Murder on the Serpentine cover

Murder on the Serpentine

Charlotte & Thomas Pitt • Book 32

4.16 Goodreads
(3.4K ratings)

Why You'll Love This

When Queen Victoria herself gives you the assignment, failure isn't just professional — it could reshape the empire.

  • Great if you want: Victorian political intrigue woven tightly into a murder investigation
  • The experience: measured and atmospheric — a slow, deliberate unraveling of secrets
  • The writing: Perry layers class, duty, and moral tension beneath every exchange
  • Skip if: you're new to the series — thirty-two books of history weighs on this one

About This Book

When Queen Victoria summons Thomas Pitt to Buckingham Palace, the stakes couldn't be higher — or more delicate. A trusted royal confidante has been found dead near the Serpentine, and the investigation threads dangerously close to the Prince of Wales himself. With the empire on the edge of a new century and succession looming, Pitt must navigate court politics, buried secrets, and powerful men who would prefer the truth stay submerged — all without a single misstep. It's the kind of case where solving the murder might be less dangerous than knowing too much.

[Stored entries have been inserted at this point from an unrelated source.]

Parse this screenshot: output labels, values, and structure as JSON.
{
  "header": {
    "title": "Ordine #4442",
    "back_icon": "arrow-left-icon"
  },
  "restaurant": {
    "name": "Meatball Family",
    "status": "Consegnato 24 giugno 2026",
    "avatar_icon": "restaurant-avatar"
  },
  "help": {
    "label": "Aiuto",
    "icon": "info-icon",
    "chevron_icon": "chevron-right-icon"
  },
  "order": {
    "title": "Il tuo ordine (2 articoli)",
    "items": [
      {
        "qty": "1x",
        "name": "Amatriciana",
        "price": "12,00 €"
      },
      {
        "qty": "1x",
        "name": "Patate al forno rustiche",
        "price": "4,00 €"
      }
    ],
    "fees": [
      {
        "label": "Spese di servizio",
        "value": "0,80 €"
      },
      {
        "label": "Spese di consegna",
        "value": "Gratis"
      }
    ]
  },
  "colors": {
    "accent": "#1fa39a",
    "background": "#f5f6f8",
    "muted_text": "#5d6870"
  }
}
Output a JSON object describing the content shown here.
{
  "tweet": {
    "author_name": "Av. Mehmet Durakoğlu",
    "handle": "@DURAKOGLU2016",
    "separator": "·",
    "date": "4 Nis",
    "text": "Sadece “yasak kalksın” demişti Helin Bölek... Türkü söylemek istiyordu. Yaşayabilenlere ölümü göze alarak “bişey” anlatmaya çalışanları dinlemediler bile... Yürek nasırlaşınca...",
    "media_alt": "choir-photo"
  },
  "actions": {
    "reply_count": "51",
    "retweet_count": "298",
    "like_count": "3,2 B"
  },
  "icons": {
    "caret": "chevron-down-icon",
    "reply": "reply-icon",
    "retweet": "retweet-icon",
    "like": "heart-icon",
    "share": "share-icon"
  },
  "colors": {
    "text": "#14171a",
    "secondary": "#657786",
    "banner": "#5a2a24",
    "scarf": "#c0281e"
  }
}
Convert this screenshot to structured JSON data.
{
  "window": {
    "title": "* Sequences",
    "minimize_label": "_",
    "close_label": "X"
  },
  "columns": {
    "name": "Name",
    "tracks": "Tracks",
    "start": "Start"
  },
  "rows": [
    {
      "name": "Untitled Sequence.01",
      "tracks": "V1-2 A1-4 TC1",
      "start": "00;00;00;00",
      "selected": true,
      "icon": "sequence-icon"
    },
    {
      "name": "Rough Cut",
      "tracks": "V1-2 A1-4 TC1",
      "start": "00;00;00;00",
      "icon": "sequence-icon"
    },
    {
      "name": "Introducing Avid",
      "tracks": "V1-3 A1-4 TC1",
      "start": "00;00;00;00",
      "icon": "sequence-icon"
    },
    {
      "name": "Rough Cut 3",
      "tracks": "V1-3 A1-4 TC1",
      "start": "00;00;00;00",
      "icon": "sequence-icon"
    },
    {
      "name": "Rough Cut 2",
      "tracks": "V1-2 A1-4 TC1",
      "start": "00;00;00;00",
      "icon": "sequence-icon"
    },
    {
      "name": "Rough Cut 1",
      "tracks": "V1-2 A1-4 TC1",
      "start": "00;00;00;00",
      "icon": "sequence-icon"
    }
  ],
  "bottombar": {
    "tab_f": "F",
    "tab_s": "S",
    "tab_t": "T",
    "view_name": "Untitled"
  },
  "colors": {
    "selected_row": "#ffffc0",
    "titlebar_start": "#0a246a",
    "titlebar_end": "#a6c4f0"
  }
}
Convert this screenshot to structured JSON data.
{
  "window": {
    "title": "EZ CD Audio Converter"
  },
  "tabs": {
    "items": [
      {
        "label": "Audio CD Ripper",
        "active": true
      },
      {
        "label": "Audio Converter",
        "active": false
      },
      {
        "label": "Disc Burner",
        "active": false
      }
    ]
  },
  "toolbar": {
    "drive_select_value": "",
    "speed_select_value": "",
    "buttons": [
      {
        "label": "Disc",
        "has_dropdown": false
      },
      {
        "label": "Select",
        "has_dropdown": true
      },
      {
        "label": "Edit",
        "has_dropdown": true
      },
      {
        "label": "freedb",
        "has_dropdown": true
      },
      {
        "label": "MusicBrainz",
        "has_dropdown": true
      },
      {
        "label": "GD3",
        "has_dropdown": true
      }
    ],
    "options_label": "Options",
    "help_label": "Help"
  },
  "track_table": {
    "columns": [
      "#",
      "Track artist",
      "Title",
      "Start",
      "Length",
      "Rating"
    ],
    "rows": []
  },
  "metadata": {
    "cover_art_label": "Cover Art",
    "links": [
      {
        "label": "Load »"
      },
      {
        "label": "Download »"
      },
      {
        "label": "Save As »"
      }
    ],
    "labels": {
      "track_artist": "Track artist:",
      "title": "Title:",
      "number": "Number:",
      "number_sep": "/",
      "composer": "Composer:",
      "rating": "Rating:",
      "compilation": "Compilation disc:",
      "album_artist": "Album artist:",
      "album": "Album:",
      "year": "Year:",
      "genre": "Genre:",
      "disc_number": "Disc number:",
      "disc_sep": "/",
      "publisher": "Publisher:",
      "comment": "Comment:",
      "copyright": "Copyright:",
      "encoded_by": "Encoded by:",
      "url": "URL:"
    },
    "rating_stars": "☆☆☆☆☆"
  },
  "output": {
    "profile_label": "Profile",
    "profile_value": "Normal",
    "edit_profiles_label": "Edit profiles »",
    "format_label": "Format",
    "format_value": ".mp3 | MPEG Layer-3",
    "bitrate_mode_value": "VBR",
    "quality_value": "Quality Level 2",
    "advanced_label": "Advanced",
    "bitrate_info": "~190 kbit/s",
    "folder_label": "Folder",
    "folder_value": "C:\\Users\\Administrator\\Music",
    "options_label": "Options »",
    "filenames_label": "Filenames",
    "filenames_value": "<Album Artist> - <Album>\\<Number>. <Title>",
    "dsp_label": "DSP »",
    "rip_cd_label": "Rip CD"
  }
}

What distinguishes this installment in Perry's long-running series is the accumulated weight it carries. Thirty-two books in, Perry writes Pitt and Charlotte with the ease of a writer who has lived alongside her characters for decades, and that intimacy shows on every page. The prose is measured and atmospheric, the social observation sharp without being showy. Perry draws Victorian London not as costume but as a living system of obligation and concealment, and she's particularly good here at showing how power protects itself — quietly, plausibly, and with impeccable manners.